For voters in the dark, here are five basic fright-night features of which to beware:
Spirits and ghosts of elections past rise to haunt the airwaves with endorsements.
Former President Bill Clinton appeared Thursday, as he has before, in support of Gov. Andrew M. Cuomo. Former New York City Mayor Rudy Giuliani Thursday endorsed fellow Republican Bruce Blakeman for Congress. Former Gov. George Pataki tweeted this week about his close associate, John Cahill, who's running for attorney general.
Some of these political apparitions from the 1990s had costume masks modeled after them many Halloweens ago. Their presence may impress some citizens -- or may prove as harmless as Casper to their endorsees' opponents.
Reading the language of some ballot propositions offers a one-way trip deep into the moonless woods.
For example, try figuring out for sure if State Proposition 1 really would advance New York toward a fairer redistricting process or if, as critics say, the referendum falls short. Plowing through its full 4,000-plus words, even hardy souls might flee screaming.
Trick-or-treaters have nothing on phone canvassers, robocallers or fundraising emailers.
They'll keep trying to reach you until you want to huddle behind the door and pretend nobody's home.
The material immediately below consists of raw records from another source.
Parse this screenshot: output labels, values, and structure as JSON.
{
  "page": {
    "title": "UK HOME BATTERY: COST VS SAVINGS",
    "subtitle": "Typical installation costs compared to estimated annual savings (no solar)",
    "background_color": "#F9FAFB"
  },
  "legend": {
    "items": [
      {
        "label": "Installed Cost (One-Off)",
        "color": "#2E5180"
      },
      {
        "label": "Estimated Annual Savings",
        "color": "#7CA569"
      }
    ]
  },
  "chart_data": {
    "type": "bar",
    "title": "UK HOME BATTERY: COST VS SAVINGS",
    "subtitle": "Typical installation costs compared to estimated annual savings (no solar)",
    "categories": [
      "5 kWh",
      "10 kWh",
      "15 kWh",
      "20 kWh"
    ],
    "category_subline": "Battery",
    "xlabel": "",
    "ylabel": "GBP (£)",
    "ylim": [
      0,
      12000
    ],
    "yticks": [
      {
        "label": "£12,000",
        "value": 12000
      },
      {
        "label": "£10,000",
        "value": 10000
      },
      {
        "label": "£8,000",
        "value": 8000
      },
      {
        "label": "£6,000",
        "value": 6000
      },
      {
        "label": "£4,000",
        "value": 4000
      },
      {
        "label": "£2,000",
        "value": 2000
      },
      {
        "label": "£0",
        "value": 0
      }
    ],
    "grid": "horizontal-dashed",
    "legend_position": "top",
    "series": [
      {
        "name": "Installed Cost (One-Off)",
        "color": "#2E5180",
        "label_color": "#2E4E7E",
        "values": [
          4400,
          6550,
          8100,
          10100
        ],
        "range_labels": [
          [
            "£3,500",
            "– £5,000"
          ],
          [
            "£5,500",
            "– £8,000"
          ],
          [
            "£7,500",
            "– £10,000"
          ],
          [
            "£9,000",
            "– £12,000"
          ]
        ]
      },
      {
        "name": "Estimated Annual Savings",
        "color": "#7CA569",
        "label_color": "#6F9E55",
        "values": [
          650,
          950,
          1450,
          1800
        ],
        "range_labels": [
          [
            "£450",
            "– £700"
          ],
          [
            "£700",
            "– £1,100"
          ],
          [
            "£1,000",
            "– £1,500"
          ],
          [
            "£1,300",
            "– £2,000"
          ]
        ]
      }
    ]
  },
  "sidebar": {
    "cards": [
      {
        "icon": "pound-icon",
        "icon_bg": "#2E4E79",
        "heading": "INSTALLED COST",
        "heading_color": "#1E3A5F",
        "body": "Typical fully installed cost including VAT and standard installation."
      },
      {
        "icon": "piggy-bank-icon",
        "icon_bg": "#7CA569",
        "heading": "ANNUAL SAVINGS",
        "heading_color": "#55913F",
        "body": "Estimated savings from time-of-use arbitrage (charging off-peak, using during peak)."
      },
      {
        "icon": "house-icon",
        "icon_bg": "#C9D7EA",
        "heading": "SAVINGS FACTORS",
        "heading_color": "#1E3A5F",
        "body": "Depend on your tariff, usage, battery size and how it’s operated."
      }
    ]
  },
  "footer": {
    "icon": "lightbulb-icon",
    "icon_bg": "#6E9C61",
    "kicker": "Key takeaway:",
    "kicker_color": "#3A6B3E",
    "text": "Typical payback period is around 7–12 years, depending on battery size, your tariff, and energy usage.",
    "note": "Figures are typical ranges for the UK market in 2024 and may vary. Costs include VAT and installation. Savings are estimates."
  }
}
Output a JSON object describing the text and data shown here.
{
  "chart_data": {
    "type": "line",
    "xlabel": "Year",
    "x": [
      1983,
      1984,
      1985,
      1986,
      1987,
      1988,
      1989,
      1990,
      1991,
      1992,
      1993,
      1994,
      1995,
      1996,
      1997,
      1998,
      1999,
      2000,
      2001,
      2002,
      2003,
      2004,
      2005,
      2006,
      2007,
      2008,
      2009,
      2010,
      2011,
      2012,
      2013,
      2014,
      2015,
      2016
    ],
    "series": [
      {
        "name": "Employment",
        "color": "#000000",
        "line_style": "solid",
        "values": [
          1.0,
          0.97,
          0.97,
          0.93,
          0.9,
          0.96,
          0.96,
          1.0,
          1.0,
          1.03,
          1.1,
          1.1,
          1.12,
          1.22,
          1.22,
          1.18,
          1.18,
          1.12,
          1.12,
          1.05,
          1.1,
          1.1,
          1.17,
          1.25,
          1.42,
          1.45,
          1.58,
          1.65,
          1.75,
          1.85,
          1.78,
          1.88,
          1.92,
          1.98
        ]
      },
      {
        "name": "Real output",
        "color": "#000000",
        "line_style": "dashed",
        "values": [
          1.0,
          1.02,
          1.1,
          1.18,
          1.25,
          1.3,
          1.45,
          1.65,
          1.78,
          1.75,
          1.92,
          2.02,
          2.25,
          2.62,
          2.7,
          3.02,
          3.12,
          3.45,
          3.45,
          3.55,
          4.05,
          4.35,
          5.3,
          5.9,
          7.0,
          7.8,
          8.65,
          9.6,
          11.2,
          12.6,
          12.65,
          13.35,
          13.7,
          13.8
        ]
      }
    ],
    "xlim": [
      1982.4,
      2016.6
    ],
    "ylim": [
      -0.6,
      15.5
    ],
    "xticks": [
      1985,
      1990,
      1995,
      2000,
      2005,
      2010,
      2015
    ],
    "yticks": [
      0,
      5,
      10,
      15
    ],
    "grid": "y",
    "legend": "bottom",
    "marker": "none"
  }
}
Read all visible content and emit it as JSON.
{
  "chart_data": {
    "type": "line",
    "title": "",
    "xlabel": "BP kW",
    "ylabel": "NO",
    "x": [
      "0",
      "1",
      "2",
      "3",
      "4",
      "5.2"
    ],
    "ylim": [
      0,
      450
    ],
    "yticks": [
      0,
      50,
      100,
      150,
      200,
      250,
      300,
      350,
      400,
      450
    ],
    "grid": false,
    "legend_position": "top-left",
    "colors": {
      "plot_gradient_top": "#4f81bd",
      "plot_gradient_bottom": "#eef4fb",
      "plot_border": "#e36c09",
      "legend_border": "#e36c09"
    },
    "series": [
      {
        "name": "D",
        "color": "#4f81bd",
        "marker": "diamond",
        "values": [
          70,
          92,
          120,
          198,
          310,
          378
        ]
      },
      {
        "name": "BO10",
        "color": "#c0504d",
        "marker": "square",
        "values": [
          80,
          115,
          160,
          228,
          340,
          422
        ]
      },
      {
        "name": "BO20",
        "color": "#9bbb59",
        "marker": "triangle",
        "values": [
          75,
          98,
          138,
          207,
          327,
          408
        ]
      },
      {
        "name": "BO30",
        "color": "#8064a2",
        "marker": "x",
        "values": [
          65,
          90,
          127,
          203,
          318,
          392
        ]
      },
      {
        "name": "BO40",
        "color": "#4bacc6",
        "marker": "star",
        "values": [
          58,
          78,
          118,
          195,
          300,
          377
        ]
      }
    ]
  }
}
But maybe these campaign callers should warrant sympathy rather than fear. As with trick-or-treating, that's how business is done. And unlike trick-or-treating, it isn't optional. In the light of day, campaigns need money and candidates need voters to show up at the polls.
Television and radio commercials may hint of doom if you vote the "wrong" way.
In fact, "scary" Halloween ads have become so campy that this season, Pennsylvania's Republican Gov. Tom Corbett attacked his Democratic challenger Tom Wolf with something garishly funny.
A chainsaw-wielding man faces the camera, removes a mask from his face, and says: "You think this is scary? Have you seen Tom Wolf's plan for raising the state income tax? . . . His higher taxes are so frightening, it even scares people who scare people for a living."
Scare efforts can run both ways between Democrats and Republicans. Senate Democrats have a commercial in Kentucky stating Republican leader Mitch McConnell "voted to gamble [Social Security] trust fund money in the stock market" where "40 percent of it could have been lost" in the 2008 market crash. McConnell blasts the attack as inaccurate.
General-election turnout, if it resembles turnout for the September primary, could give polling places the feel of abandoned cemeteries.
Fewer than one in 10 Democrats enrolled statewide took part in that party's Sept. 9 primary for governor. Low turnout, and other forms of nonparticipation, always threaten to be the biggest nightmare for a public that decides, in theory, who runs government.